Offgrid, 2019. Installation views. Keystone Art Space, Los Angeles, CA





Carly Chubak.Take Cover, 2019 Hand-dyed natural silk, cotton thread. 63 x 87 in.

Carly Chubak’s Take Cover is a modern revival of the domestic propaganda for American households during World War II. Looking back on the fragmented depiction of enemy bodies in wartime imagery and the propagandistic call to hand-knit socks for American troops, she is fascinated by the way the nation’s agenda pervades the domestic space. In her work, Chubak creates a twin-sized quilt that imitates Universal Camouflage Pattern, a US Army uniform pattern that will be completely phased out by this September after dramatic failure in the field. Each color is hand-dyed using natural dyes including tea from her kitchen cupboard. Take Cover explores both the impressive complexity of modern imaging science and the tragedy of an army wasting billions of dollars on useless uniforms in an effort to keep up with the Joneses.



Cheng Cheng. Drawing Machine Iteration 3, 2019. aluminum frame, wood, harwares, backpack strap, wire, electronic motor, heart rate sensor, micro computer, ink pen. 10 x 10 x 10 in.
Untitled, 2019. Gelatin silver print. 11 x 13 in.
870 Raymond Avenue Pasadena, 2019. Pencil on paper. 12 x 12 in.
Untitled, 2018. Lithograph. 18 x 24 in.


In his on-going project A Global Survey Through Autonomous Drawing, Cheng Cheng constructs wearable drawing machines that record the movement and heartbeat of the wearer in a form of line drawing. With the machine, he travels to a specific site and takes a film photograph of the place, later producing a silver gelatin print. Each place is thus mapped as one abstract drawing and one picturesque view. Both the drawing machines and analog cameras are devices meticulously crafted with the intention to document space with high precision, and Cheng explores their parallels and contrasts. He acknowledges and embraces the existence of unintended errors and glitches during the process, challenging the stake of individuality and agency in the age of digital automation. Cheng’s cartography goes further than the conventional map: he highlights presence, movement, labor, errors, and moments.



John Junghun Lee. Untitled (A Myth of Resurrection), 2019. Postcards with custom images on both sides, endless supply.

John Junghun Lee.

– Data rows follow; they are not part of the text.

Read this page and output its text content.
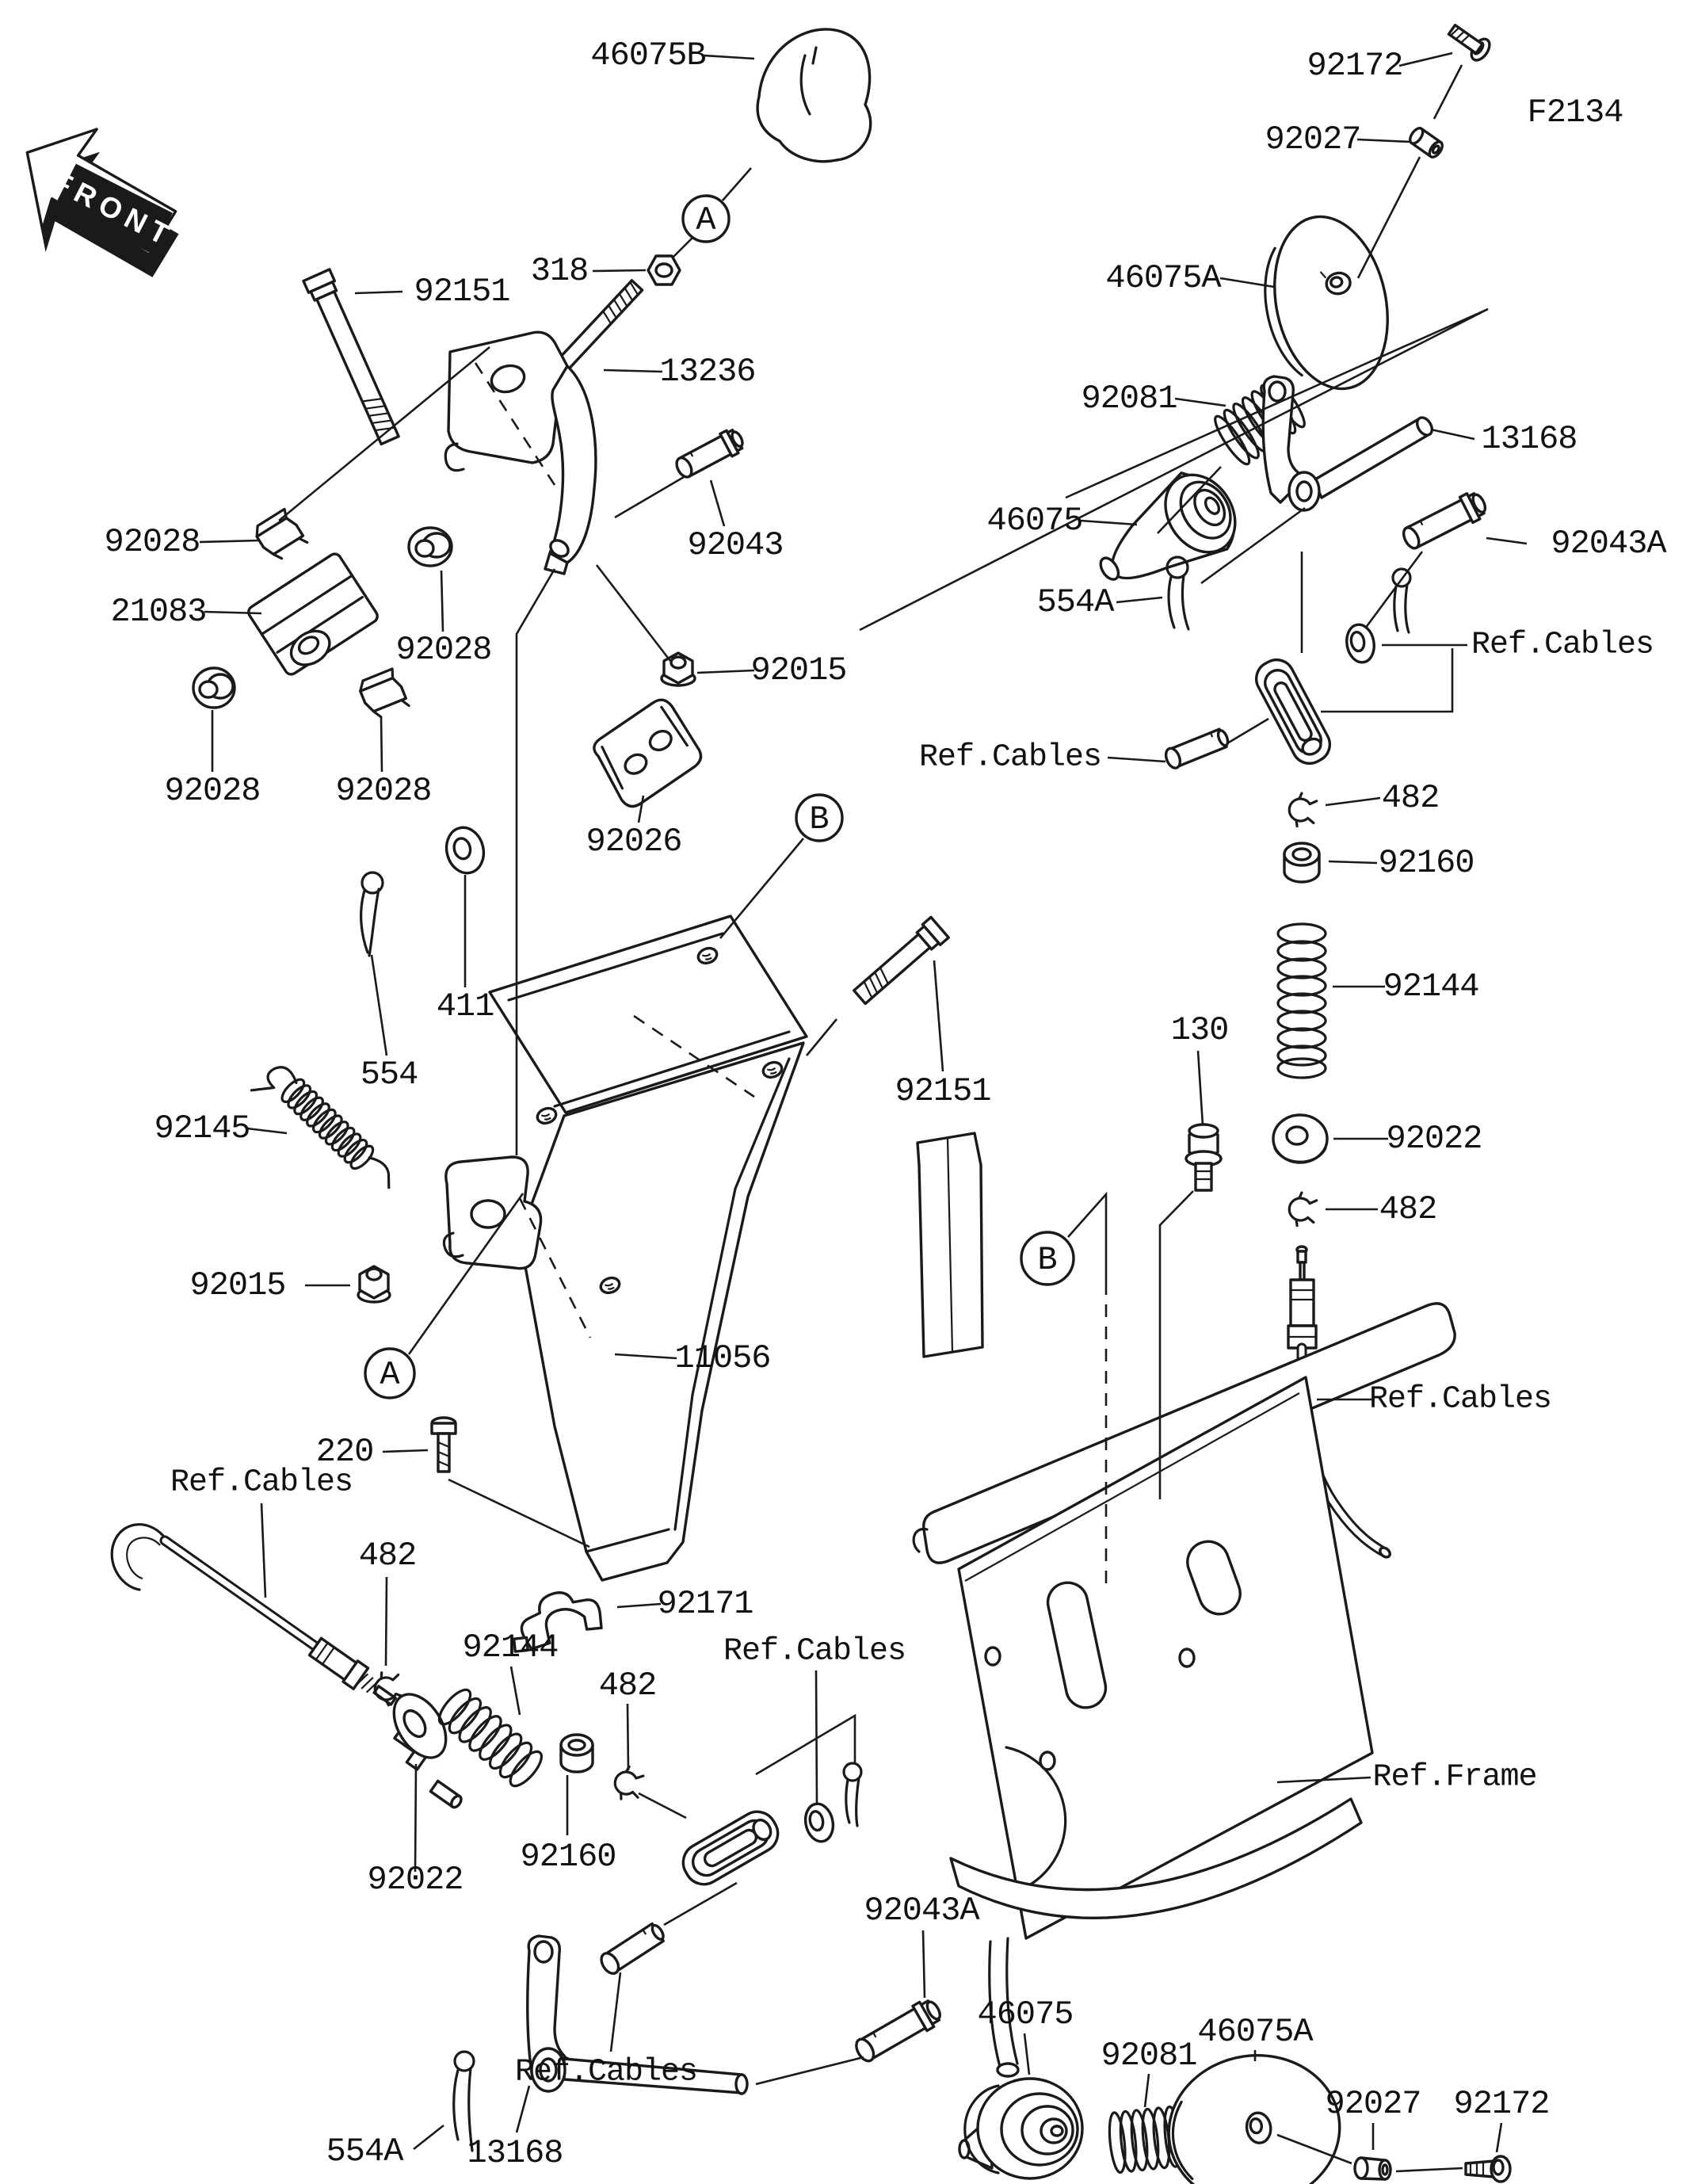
FRONT
92151
46075B
318
13236
92043
92015
92028
21083
92028
92028 92028
92026
411
554	92151
92145
92015
220
11056
92171
Ref.Cables
482
92144
92022
92160
482
Ref.Cables
Ref.Cables
92043A
554A 13168
46075
92081
46075A
92027 92172
92172
92027
F2134
46075A
92081
46075
13168
92043A
554A
Ref.Cables
Ref.Cables
482
92160
92144
130
92022
482
Ref.Cables
Ref.Frame
A
A
B
B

Romanticizing the Reason, 2019. Single-channel video, color, sound. 7:11 min. Still.

John Junghun Lee’s ongoing project, Romance and Reason, explores the complex relationship between these two concepts, which historically, philosophically, and culturally have been thought of as antithetical. The series contemplates the themes of mass-shooting, suicide, video games, depression, and the precarious economy.

Romanticizing the Reason is the first iteration of the project presented for this show. The eponymous video is a story of a man who plays Minecraft in an attempt to escape from his depressing reality. The narrator—enacted by a British male voice generator—hikes a virtual mountain and mines a virtual cave. Throughout the journey, he comments on the randomly generated landscape, romanticist myths, precarious economy, and his will to live.

Untitled (A Myth of Suicide) is a sculpture that accompanies the video. A stack of postcards shows an image of waking up on the front side and an image of death on the back. These images are situated either in the Minecraft world or the real world, conflating the two.



Camille G. Papa.  Lahat Para Sa Pamilya / All for the Family, 2019. Cyanotype.
Kapwa, 2019. Linen.

Camille G. Papa makes textiles, weavings, and prints to explore her Filipino-American identity. She carefully pieces together her personal experiences and family history transforming them into a narrative of comfort, self-discovery, and empowerment. Her most recent work Kapwa, which means togetherness in Tagalog, is a dress made from found and bought fabrics. Along the seams, Papa embroiders the words that expresses her anxieties of being in between two different cultures. Making a garment for herself has been a self-reflective process on her body and her shared-identities for Papa. During the opening reception, she will be wearing Kapwa as an act of embracing the tension between herself and what is expected of her.